A botnet uses collections of devices like wifi routers or smart webcams which have been hacked to collaboratively send surges of data to servers – causing them crash, disrupt services and ultimately go offline.
Check Point security found that attacks were coming from many different types of devices and many different countries
Around this time last year, a similar attack called the Mirai botnet wiped out the internet across the US, targeting mostly the East Coast.
But Israeli security researchers at Check Point have discovered what they described as an entirely new and more sophisticated botnet that could cause a “cyber hurricane”.

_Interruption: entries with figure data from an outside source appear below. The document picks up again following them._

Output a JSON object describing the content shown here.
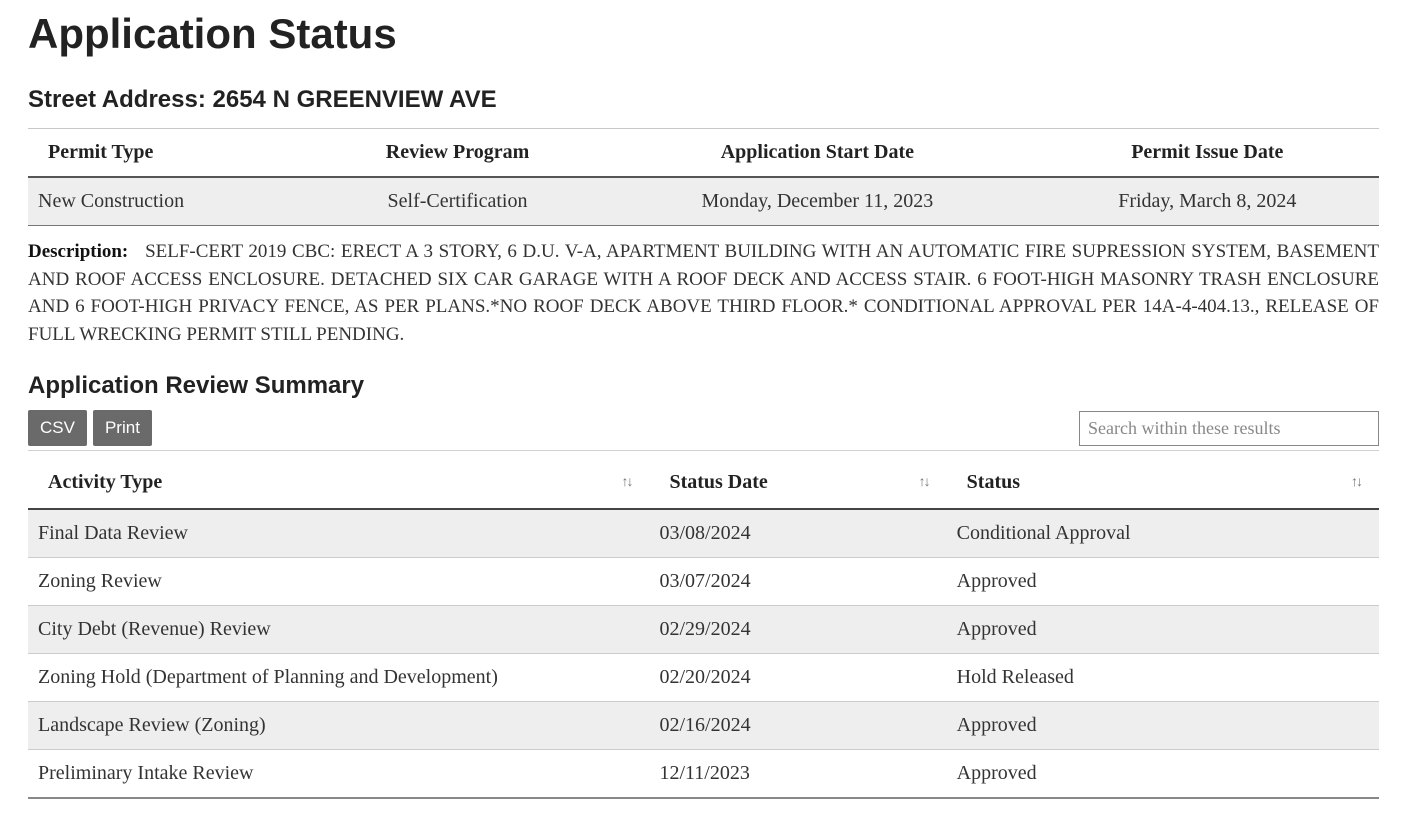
{
  "page": {
    "title": "Application Status"
  },
  "address": {
    "label": "Street Address:",
    "value": "2654 N GREENVIEW AVE"
  },
  "top_table": {
    "headers": {
      "permit_type": "Permit Type",
      "review_program": "Review Program",
      "start_date": "Application Start Date",
      "issue_date": "Permit Issue Date"
    },
    "row": {
      "permit_type": "New Construction",
      "review_program": "Self-Certification",
      "start_date": "Monday, December 11, 2023",
      "issue_date": "Friday, March 8, 2024"
    }
  },
  "description": {
    "label": "Description:",
    "text": "SELF-CERT 2019 CBC: ERECT A 3 STORY, 6 D.U. V-A, APARTMENT BUILDING WITH AN AUTOMATIC FIRE SUPRESSION SYSTEM, BASEMENT AND ROOF ACCESS ENCLOSURE. DETACHED SIX CAR GARAGE WITH A ROOF DECK AND ACCESS STAIR. 6 FOOT-HIGH MASONRY TRASH ENCLOSURE AND 6 FOOT-HIGH PRIVACY FENCE, AS PER PLANS.*NO ROOF DECK ABOVE THIRD FLOOR.* CONDITIONAL APPROVAL PER 14A-4-404.13., RELEASE OF FULL WRECKING PERMIT STILL PENDING."
  },
  "summary": {
    "title": "Application Review Summary",
    "buttons": {
      "csv": "CSV",
      "print": "Print"
    },
    "search_placeholder": "Search within these results",
    "headers": {
      "activity_type": "Activity Type",
      "status_date": "Status Date",
      "status": "Status"
    },
    "rows": [
      {
        "activity": "Final Data Review",
        "date": "03/08/2024",
        "status": "Conditional Approval"
      },
      {
        "activity": "Zoning Review",
        "date": "03/07/2024",
        "status": "Approved"
      },
      {
        "activity": "City Debt (Revenue) Review",
        "date": "02/29/2024",
        "status": "Approved"
      },
      {
        "activity": "Zoning Hold (Department of Planning and Development)",
        "date": "02/20/2024",
        "status": "Hold Released"
      },
      {
        "activity": "Landscape Review (Zoning)",
        "date": "02/16/2024",
        "status": "Approved"
      },
      {
        "activity": "Preliminary Intake Review",
        "date": "12/11/2023",
        "status": "Approved"
      }
    ]
  },
  "colors": {
    "header_gray": "#eeeeee",
    "border_dark": "#444444",
    "btn_bg": "#6a6a6a"
  }
}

A blog post published on Check Point Research read: “So far we estimate over a million organisations have already been affected worldwide, including the US, Australia and everywhere in between, and the number is only increasing.
“Our research suggests we are now experiencing the calm before an even more powerful storm.
Every wifi router on the planet could be vulnerable, unless they have been patched to fix the vulnerability
“The next cyber hurricane is about to come.”
They claim the botnet, named Reaper, has already infected one million companies.
Using Check Point’s Intrusion Prevention System (IPS) in the last few days of September, researchers spotted an increasing number of attempts were being made by hackers to exploit a combination of vulnerabilities found in various smart gadgets.
With each passing day, the malware appeared to exploit more and more vulnerabilities in Wireless IP Camera devices such as GoAhead, D-Link, TP-Link, AVTECH, NETGEAR, MikroTik, Linksys, Synology and others.
It became apparent that the attempted attacks were coming from many different sources and a variety of devices, meaning the attack was being spread by the devices themselves.
One tech website warned that Reaper could “take down the internet”.
Check Point said we were experiencing “the calm before the storm” and warned that companies should make preparations for a Distributed Denial of Service (DDoS) attack which could potentially knock them offline.
DDoS attacks were made famous by Lizard Squad, the cyber gang that took down the PlayStation network during Christmas of 2014.
They involve flooding websites or other targets with traffic so they collapse.
Security experts have been told to check over company networks and take any of the possibly infected gadgets offline.
Those who might have the products in their home are told the same, although the only difference they might notice is slower wifi speeds.